Attorney General Stumbo Announces Supreme Court Ruling in Favor of Tobacco Growers

FRANKFORT KY (August 19, 2005) - The Office of the Attorney General prevailed today in forcing tobacco companies to pay Kentucky money owed under the tobacco Master Settlement Agreement. Lead counsel for Kentucky, Assistant Attorney General Michael Plumley, successfully represented the Kentucky Settlement Trust Corporation. The North Carolina Supreme Court unanimously found in favor of Kentucky and 13 other tobacco-growing states by requiring the major tobacco companies to make their $424 million 2004 payment under the terms of the National Tobacco Growers Trust Settlement Agreement.

“I am very proud of this court victory by my Office,” Stumbo said. “The interest and penalties will increase the overdue payments to at least $124 million, which is $10 million more than the Kentucky General Assembly distributed to farmers. This is money that Kentucky sorely needs. My Office will continue its aggressive strategy to recoup money owed to the people of the Commonwealth.”

In the 1998 Master Settlement Agreement, the major cigarette manufacturers agreed to pay 46 states $206 billion over 25 years. The following year, in a deal known as Phase II, they agreed to pay tobacco growers in fourteen states $5.1 billion over 12 years to address economic impacts on tobacco-growing communities.

Besides Kentucky, Alabama, Florida, Georgia, Indiana, Maryland, Missouri, North Carolina, Ohio, Pennsylvania, South Carolina, Tennessee, Virginia and West Virginia were parties to the Grower Trust. More than 150,000 Kentucky growers have received Trust payments since 1999.

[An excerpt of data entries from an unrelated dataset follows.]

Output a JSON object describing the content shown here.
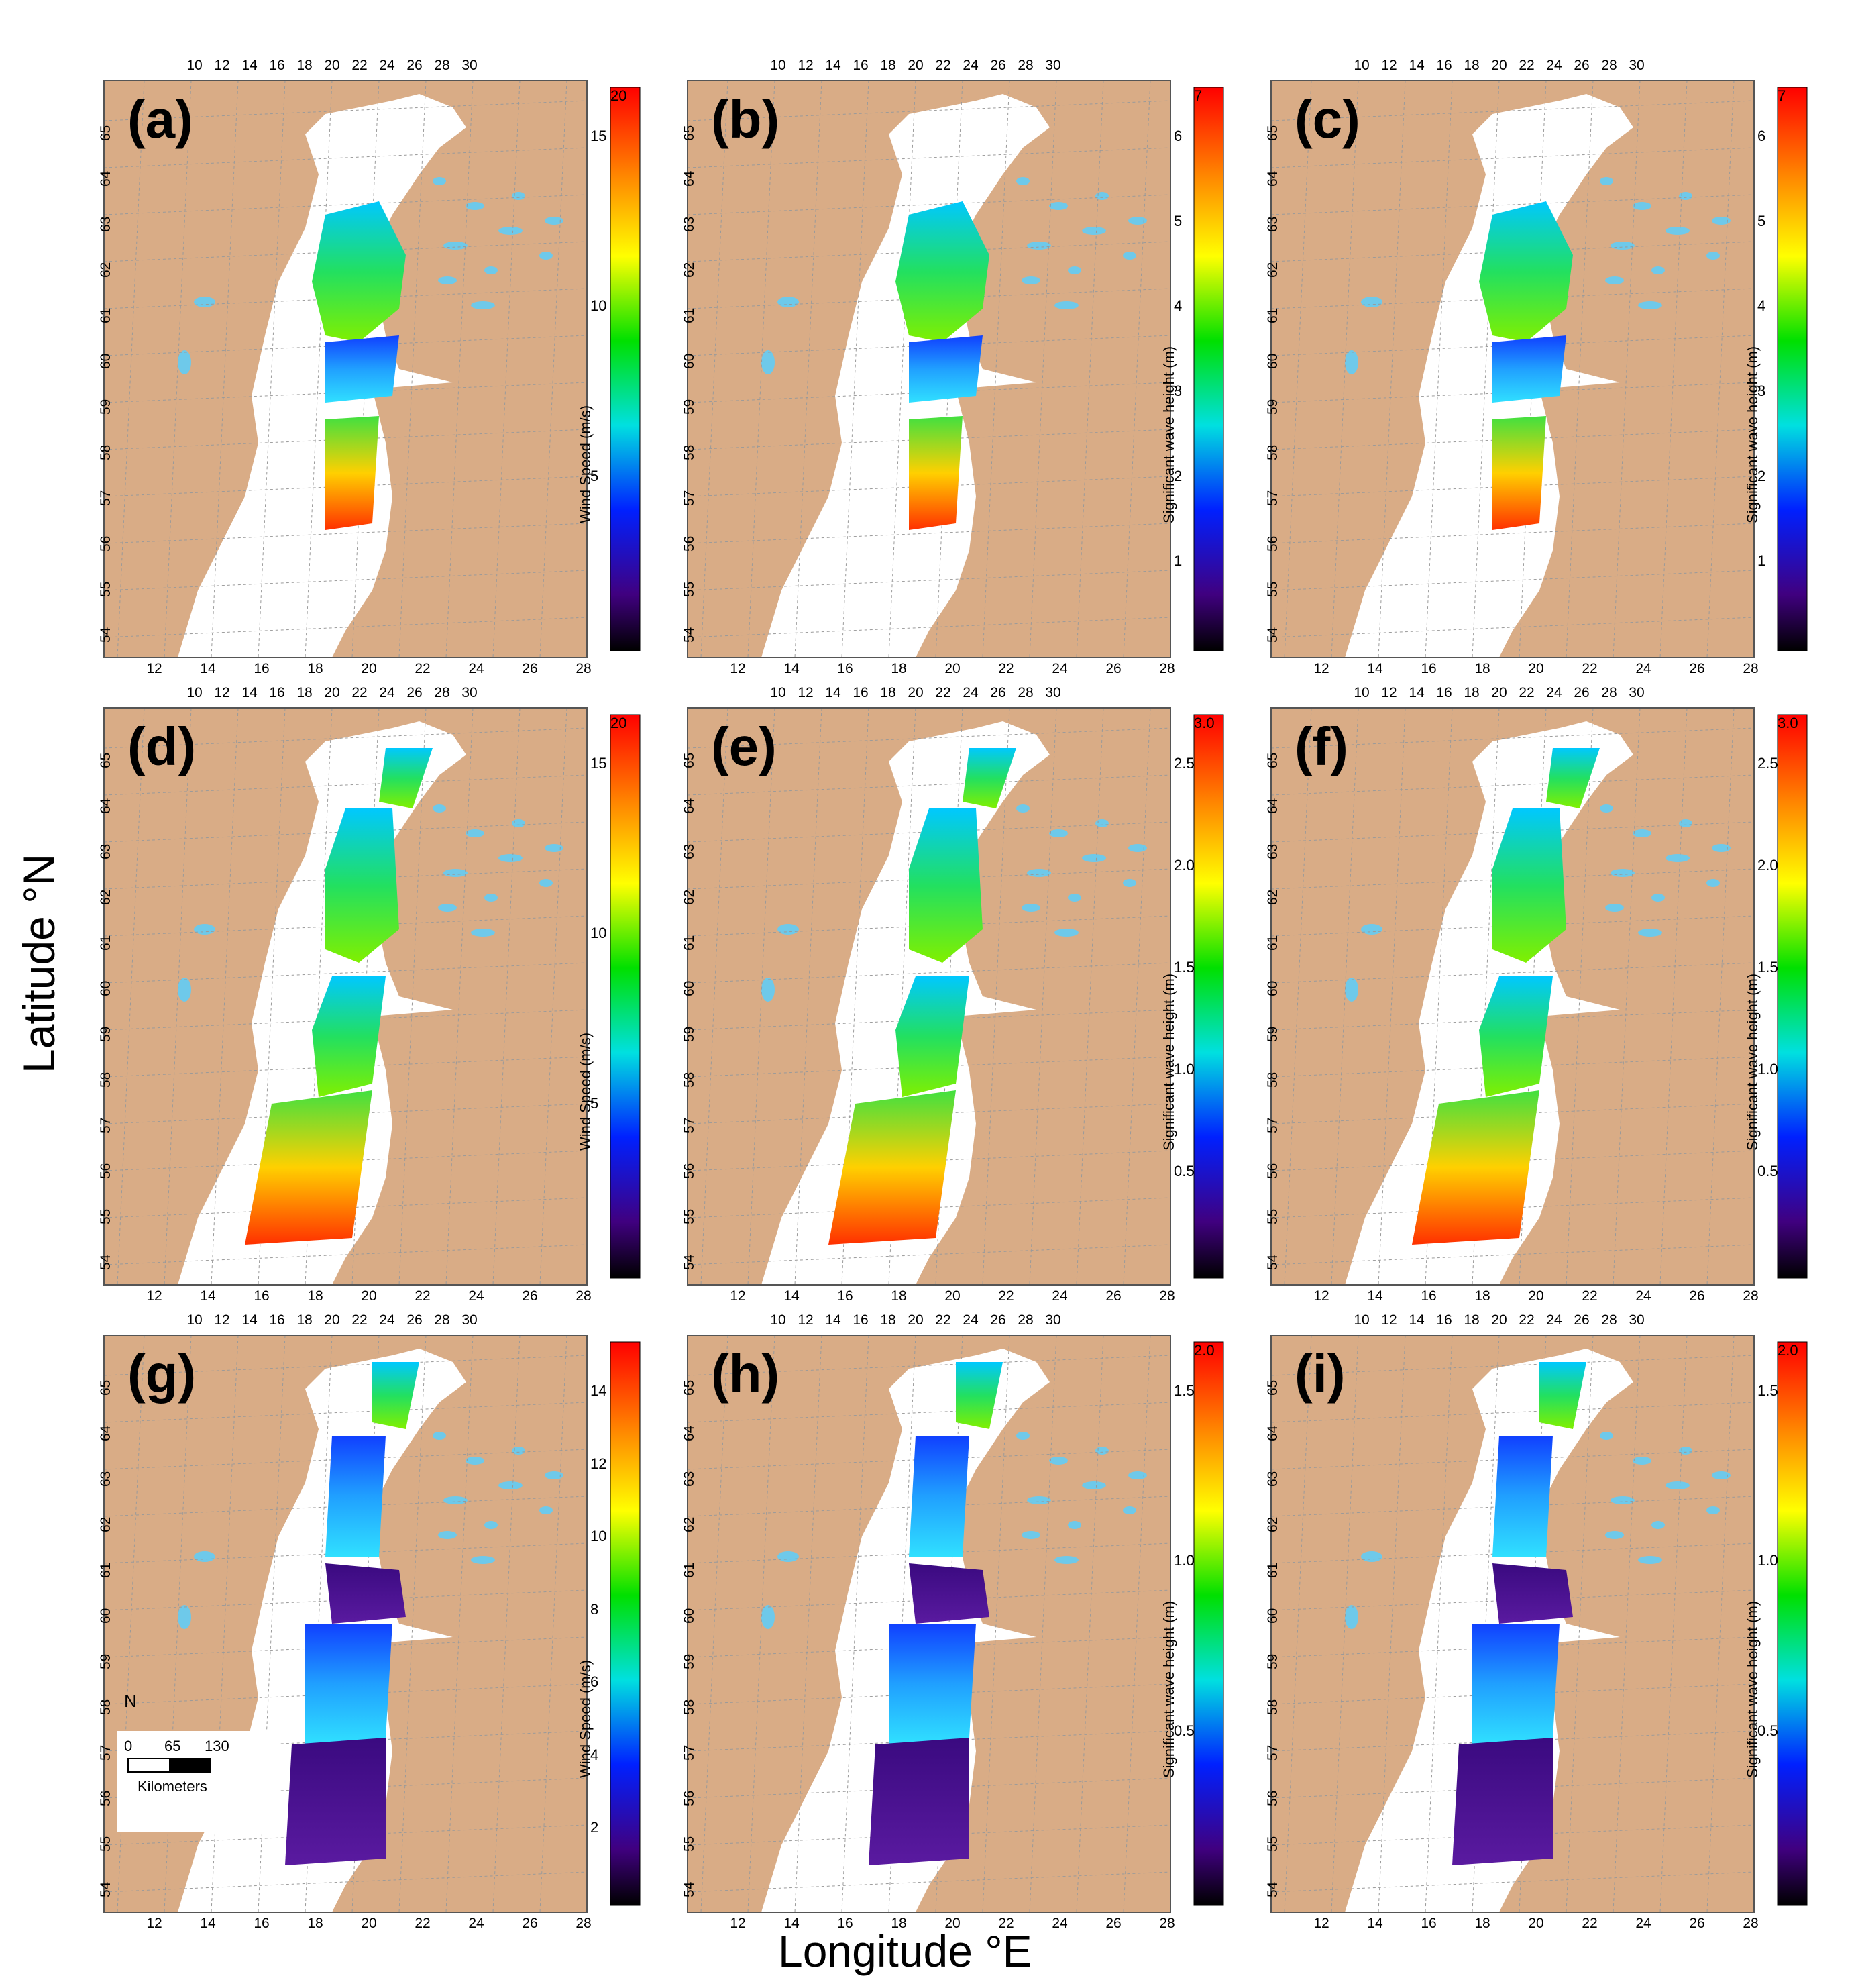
{
  "figure": {
    "y_axis_title": "Latitude °N",
    "x_axis_title": "Longitude °E",
    "top_lon_ticks": [
      "10",
      "12",
      "14",
      "16",
      "18",
      "20",
      "22",
      "24",
      "26",
      "28",
      "30"
    ],
    "bottom_lon_ticks": [
      "12",
      "14",
      "16",
      "18",
      "20",
      "22",
      "24",
      "26",
      "28"
    ],
    "lat_ticks": [
      "65",
      "64",
      "63",
      "62",
      "61",
      "60",
      "59",
      "58",
      "57",
      "56",
      "55",
      "54"
    ],
    "colors": {
      "land": "#d9ac86",
      "sea": "#ffffff",
      "lakes": "#6ec9ea",
      "grid": "#9a9a9a"
    }
  },
  "panels": [
    {
      "label": "(a)",
      "cb_title": "Wind Speed (m/s)",
      "cb_max": "20",
      "cb_ticks": [
        "15",
        "10",
        "5"
      ],
      "track": "a"
    },
    {
      "label": "(b)",
      "cb_title": "Significant wave height (m)",
      "cb_max": "7",
      "cb_ticks": [
        "6",
        "5",
        "4",
        "3",
        "2",
        "1"
      ],
      "track": "a"
    },
    {
      "label": "(c)",
      "cb_title": "Significant wave height (m)",
      "cb_max": "7",
      "cb_ticks": [
        "6",
        "5",
        "4",
        "3",
        "2",
        "1"
      ],
      "track": "a"
    },
    {
      "label": "(d)",
      "cb_title": "Wind Speed (m/s)",
      "cb_max": "20",
      "cb_ticks": [
        "15",
        "10",
        "5"
      ],
      "track": "d"
    },
    {
      "label": "(e)",
      "cb_title": "Significant wave height (m)",
      "cb_max": "3.0",
      "cb_ticks": [
        "2.5",
        "2.0",
        "1.5",
        "1.0",
        "0.5"
      ],
      "track": "d"
    },
    {
      "label": "(f)",
      "cb_title": "Significant wave height (m)",
      "cb_max": "3.0",
      "cb_ticks": [
        "2.5",
        "2.0",
        "1.5",
        "1.0",
        "0.5"
      ],
      "track": "d"
    },
    {
      "label": "(g)",
      "cb_title": "Wind Speed (m/s)",
      "cb_max": "",
      "cb_ticks": [
        "14",
        "12",
        "10",
        "8",
        "6",
        "4",
        "2"
      ],
      "track": "g"
    },
    {
      "label": "(h)",
      "cb_title": "Significant wave height (m)",
      "cb_max": "2.0",
      "cb_ticks": [
        "1.5",
        "1.0",
        "0.5"
      ],
      "track": "g"
    },
    {
      "label": "(i)",
      "cb_title": "Significant wave height (m)",
      "cb_max": "2.0",
      "cb_ticks": [
        "1.5",
        "1.0",
        "0.5"
      ],
      "track": "g"
    }
  ],
  "scale_bar": {
    "north": "N",
    "ticks": [
      "0",
      "65",
      "130"
    ],
    "unit": "Kilometers"
  }
}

When Congress passed the $10 billion buyout legislation last year, which will pay growers the equivalent of about five years of sales, the tobacco companies (Philip Morris, RJ Reynolds and Lorillard) argued that it ended their Phase II obligation and refused to pay for 2004. Since buyout payments had not yet started, many tobacco growers were adversely affected by the companies’ actions.

The North Carolina Supreme Court found that the Trust Agreement did not allow the companies to avoid their obligation to pay tobacco farmers. The Court found unanimously that the purpose of the Phase II Trust was to provide tobacco growers “...a steady stream of supplemental income until at least 2010.” The Court concluded that the tobacco buyout was effective in 2005 and did not end the Trust payment requirements in 2004, as the companies had argued.

The Kentucky General Assembly passed a provision in early 2005 which made $114 million in payments to Phase II growers in June. This appropriation will be covered by the payments ordered by the North Carolina Supreme Court.